There are a lot of new betrayeds to the site lately. And one thing I'm hearing about a lot is husbands who refuse to talk about the betrayal. They take either (or sometimes both) of two approaches: The husbands who like to believe that they're nice guys insist that they don't want to talk about the betrayal because "it will upset you". They swear that they have only your interest at heart and they see how agitated you get when the topic comes up. So while they would talk about it, they really don't think it's the best thing for you. The second group refuse to talk about betrayal or the marriage because they don't want to talk about it. They get angry and defensive and double down on whatever their story is and continue to insist that you know everything so really, what more is there to say? And why should they have to talk about this. It's "in the past".
Anyone who's read my responses to the betrayeds with husbands like these who come here seeking advice on why they're stuck know that I have absolutely zero patience for these guys. Actually, that's not true. I have the tiniest sliver of patience for the guys in the first group but none for the second. Both groups, frankly, make my blood boil.
The simple truth is: You cannot heal from something that you cannot talk about. A wound requires air to fully heal. Particularly when you're being asked to forgive the betrayal, being also told that you mustn't speak of your pain seems to compound the cruelty. It sounds an awful lot like emotional abuse. It tells you that your pain is less important than his comfort. And, let's not forget, he's the one who created this. Not you.
Unfortunately, you can't force someone to talk to you, especially when he's convinced that he knows what's best for you (though if he's so brilliant at knowing what's best for you, tell me again why he cheated?) and that the best way for you to move through pain is to ignore it and "put it in the past". Which is sort of like telling someone who's been run over by a truck that the resultant broken bones shouldn't be spoken of or treated. Pain is pain and it doesn't vanish because we pretend it's not there. Indeed, pain that isn't expressed in healthy ways will find its expression in unhealthy ways: depression, self-harm, substance abuse...the list goes on.
So what do you do if your partner refuses to discuss what he did and how it has harmed you and the relationship?
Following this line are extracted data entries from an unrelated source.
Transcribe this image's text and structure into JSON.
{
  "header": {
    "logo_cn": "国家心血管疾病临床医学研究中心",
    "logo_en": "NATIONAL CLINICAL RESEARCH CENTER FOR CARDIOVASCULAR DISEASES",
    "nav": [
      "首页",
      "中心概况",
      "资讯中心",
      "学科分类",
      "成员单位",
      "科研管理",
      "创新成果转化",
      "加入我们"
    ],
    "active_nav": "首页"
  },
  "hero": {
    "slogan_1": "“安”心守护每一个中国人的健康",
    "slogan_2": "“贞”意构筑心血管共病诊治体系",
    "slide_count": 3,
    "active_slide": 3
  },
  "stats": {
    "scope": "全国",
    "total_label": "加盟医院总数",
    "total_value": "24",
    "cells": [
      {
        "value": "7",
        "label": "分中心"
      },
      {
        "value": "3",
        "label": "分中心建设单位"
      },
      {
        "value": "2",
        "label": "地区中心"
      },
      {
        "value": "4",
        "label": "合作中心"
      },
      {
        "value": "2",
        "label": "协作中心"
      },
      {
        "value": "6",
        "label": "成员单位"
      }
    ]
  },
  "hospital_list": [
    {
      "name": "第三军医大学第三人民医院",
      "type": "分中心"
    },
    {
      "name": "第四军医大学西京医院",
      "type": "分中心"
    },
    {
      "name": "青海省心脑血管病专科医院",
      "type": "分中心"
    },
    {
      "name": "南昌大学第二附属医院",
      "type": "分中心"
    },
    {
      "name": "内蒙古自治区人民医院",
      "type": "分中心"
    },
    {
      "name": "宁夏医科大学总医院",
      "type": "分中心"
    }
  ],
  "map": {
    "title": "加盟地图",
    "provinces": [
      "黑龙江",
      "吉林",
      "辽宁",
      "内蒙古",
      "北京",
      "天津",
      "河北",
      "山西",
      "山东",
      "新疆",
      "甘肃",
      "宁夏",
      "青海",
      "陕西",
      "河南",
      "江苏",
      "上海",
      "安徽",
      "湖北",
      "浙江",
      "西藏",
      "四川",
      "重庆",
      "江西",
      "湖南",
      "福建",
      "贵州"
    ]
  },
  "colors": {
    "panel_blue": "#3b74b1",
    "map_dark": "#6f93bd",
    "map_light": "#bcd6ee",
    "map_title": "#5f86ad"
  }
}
Well, though this site is known for its support of women who choose to stay, I urge women whose husbands can't or won't talk openly about the infidelity to think long and hard about why they're staying. A marriage in which one partner is silenced is not a healthy one. Staying might keep you married in a legal sense but it's not a partnership nor a friendship if you can't fully express who you are and what you're going through. Women should insist that their partner learn how to communicate about this and any other difficult topics. Often the affair itself was partly a consequence of broken communication between spouses. Learning to communicate will make any marriage healthier and less vulnerable to infidelity.
Those who resist are often prioritizing their own comfort and their own fear at experiencing the shame of their actions. Some, of course, are garden-variety assholes who simply can't be bothered hearing about your feelings. To them, I encourage you to say 'good riddance' and to you, I say 'lawyer up'. But to the first group, who have spent a lifetime keeping their own shame and self-disgust at by refusing to acknowledge it, learning to face consequences and express empathy to others is a crucial step in being a good person and, I promise, a happier person. Wading through the muck inevitably delivers the waders to dry land. Eventually. Insisting that he face his demons is an act of kindness, even if he doesn't see it that way. A benefit, of course, is that he becomes better able to support you in your pain without demanding that you deny it.
What do you say to a resister? "If you want me to stay and learn how to forgive you, then we need to talk about this." I always urge couples to seek out a good therapist to help them. It's crucial to have a safe space where partners learn how to talk about such an emotionally loaded topic with respect and honesty. And it's hard to create that space without an objective and compassionate third party who can also point out where partners aren't really hearing each other. If your version of "talk about it" always leads to recrimination and screaming and hysterics (somewhat to be expected at first but must give way to healthier communication), then he's going to retreat emotionally if not physically. But if you two can learn to really hear each other, then you're on the way.
If he won't attend counselling with you, then go alone and solicit the support of your therapist in how to begin asserting boundaries that keep you emotionally safe.
An affair is a deep wound but it needn't be a mortal one. However, any partner who further wounds you by refusing to acknowledge your pain and allow you to share it is telling you that your heart is not safe with him. Believe him.